Нет, не укараулил я Тимошеньку, не сохранил, не уберег от смерти…
За Тимошей еще трое товарищей повалились в той же тоске. Сам староста перед ними в гудок играл и кружился. Все артельные попеременно плясали, смешили недужных. На Афанасьев день, января восемнадцатого, они рассмеялись и встали. Только Тимошеньку моего не мог я рассмешить… Положили его на глядень, откуда море видать. Графитной плитой накрыли и начертали:
Спит Тимоша-горожанин,
Ждет трубы архангеловы.
На Афанасьев-от день первый свет показался над Новой Землей. В полдень заря зарумянилась. Мы и ночник погасили на часок. На Аксинью-полузимницу * солнышко-батюшко как бы с красным фонариком прошло по горам.
В Сретеньев день* солнышка мы навидались. В полном лике оно над морем встало. Мы-то целовались, обнимались в охапку, по снегу катались, в землю кланялись солнцу-то красному:
— Здравствуй, отец наш родной, солнце пресветлое! При тебе теперь живы будем!
Да в землю ему, да в землю ему, солнцу-то красному.
Друг друга разглядываем:
— Ты, баюнок, обородател! А ты поседател!
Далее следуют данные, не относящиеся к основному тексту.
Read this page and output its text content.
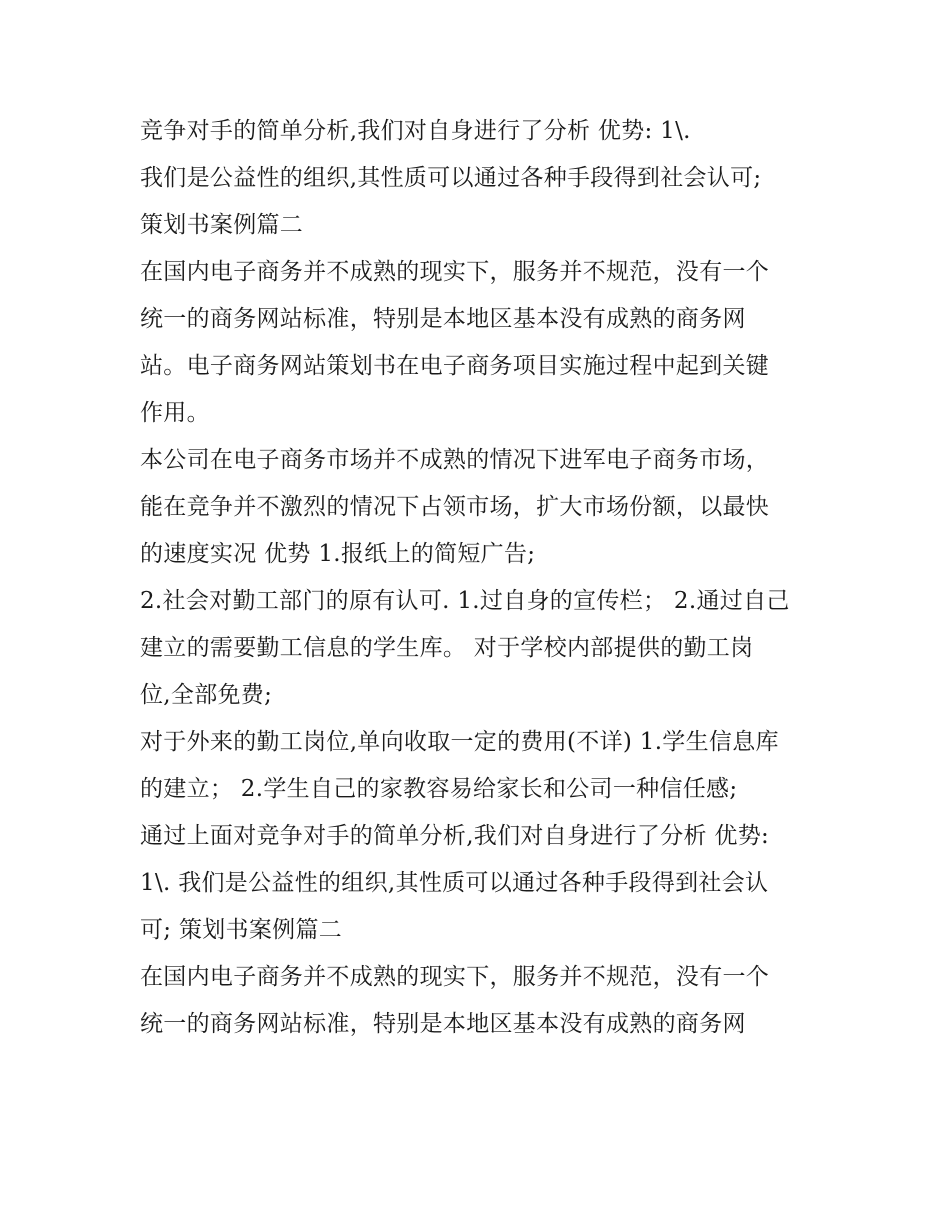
竞争对手的简单分析,我们对自身进行了分析 优势: 1\.
我们是公益性的组织,其性质可以通过各种手段得到社会认可;
策划书案例篇二
在国内电子商务并不成熟的现实下，服务并不规范，没有一个
统一的商务网站标准，特别是本地区基本没有成熟的商务网
站。电子商务网站策划书在电子商务项目实施过程中起到关键
作用。
本公司在电子商务市场并不成熟的情况下进军电子商务市场，
能在竞争并不激烈的情况下占领市场，扩大市场份额，以最快
的速度实况 优势 1.报纸上的简短广告;
2.社会对勤工部门的原有认可. 1.过自身的宣传栏； 2.通过自己
建立的需要勤工信息的学生库。 对于学校内部提供的勤工岗
位,全部免费;
对于外来的勤工岗位,单向收取一定的费用(不详) 1.学生信息库
的建立； 2.学生自己的家教容易给家长和公司一种信任感;
通过上面对竞争对手的简单分析,我们对自身进行了分析 优势:
1\. 我们是公益性的组织,其性质可以通过各种手段得到社会认
可; 策划书案例篇二
在国内电子商务并不成熟的现实下，服务并不规范，没有一个
统一的商务网站标准，特别是本地区基本没有成熟的商务网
— А это кто, негрянин черной?
— Ничего, промоюсь — краше вас буду!
И благовещенье, и пасху славить к морю выходили. В медные котлы звонили. Прогалинки ребячьими глазками в небо заглядели. Мох закудрявился. На радоницу в тысячу звонков-колокольчиков Новая Земля зазвенела — с гор ручьи побежали. На Егорьев день* гуся два, чайки две, гагары две прилетели, посидели, поглядели, поговорили — опять улетели. Передовые это были. На вешнего Николу* слышим сквозь сон: стон стоит на дворе. Выбежали — птица прилетела! И лебеди, и гуси, и гагары, и… все прилетели. Земли не видать, голосу человеческого не слышно. Лебедь кикает, гагара вопит, чайка кричит. Любо! Весело!
На Троицу в ночь будто орган заиграл, во вселенной будто трубы запели. Это ветры сменились. Ветры с полдня, южные, летние ветры ударили. Дрогнула льдина морская, заворотилась и ушла. Море по-всселому зашумело, волна разгулялась во все стороны света белого.
По горам шиповник зацвел. Березка, вся-то она ростом в аршин, притулилась за камешком, листочки по грошику, а тоже, как невеста, сережки надела. Тут и травочка маленька, и пчелка бунчит…
Мы, где это место увидим, падем на колени, руками охапим:
— Мать-земля благоцветущая! Мать сыра земля!
День тогда беззакатный стоит над Новой Землей, и ночи нет ни единого часу. А мы в солнечные-те ночи и сон и еду потеряли. Своих ждем, корабля ждем. Так и живем на берегу, на высоком-то гляденье. Так и едим глазами край-то морюшка, откуда кораблю быть…
Раз этак задремали о полдне. Вдруг староста кричит:
— Парус! Парус! Парус!
Подняло нас. Правда, парус! Да не один. Вон два кораблика, вон три соколика… Наши это! С Двины за нами идут…
Тут опять слезы. Только — ах! — сладкие это были слезы. Слаще их ничего не живет на земле.
Матвеева радость
На новой беломорской верфи расхвастались старые поморы, кто в жизни больше работы унес. Матвей Иванов Корельской сказывал:
— Родился я в Корельском посаде, на морском бережку. Отец был корелянин, мать русская. Род наш на Мурмане, у Семи островов, промышлял. Отец там и утонул. Матка стала поденщичать в людях. Года за два до смерти робить не замогла, по миру пошла и меня с собой повела.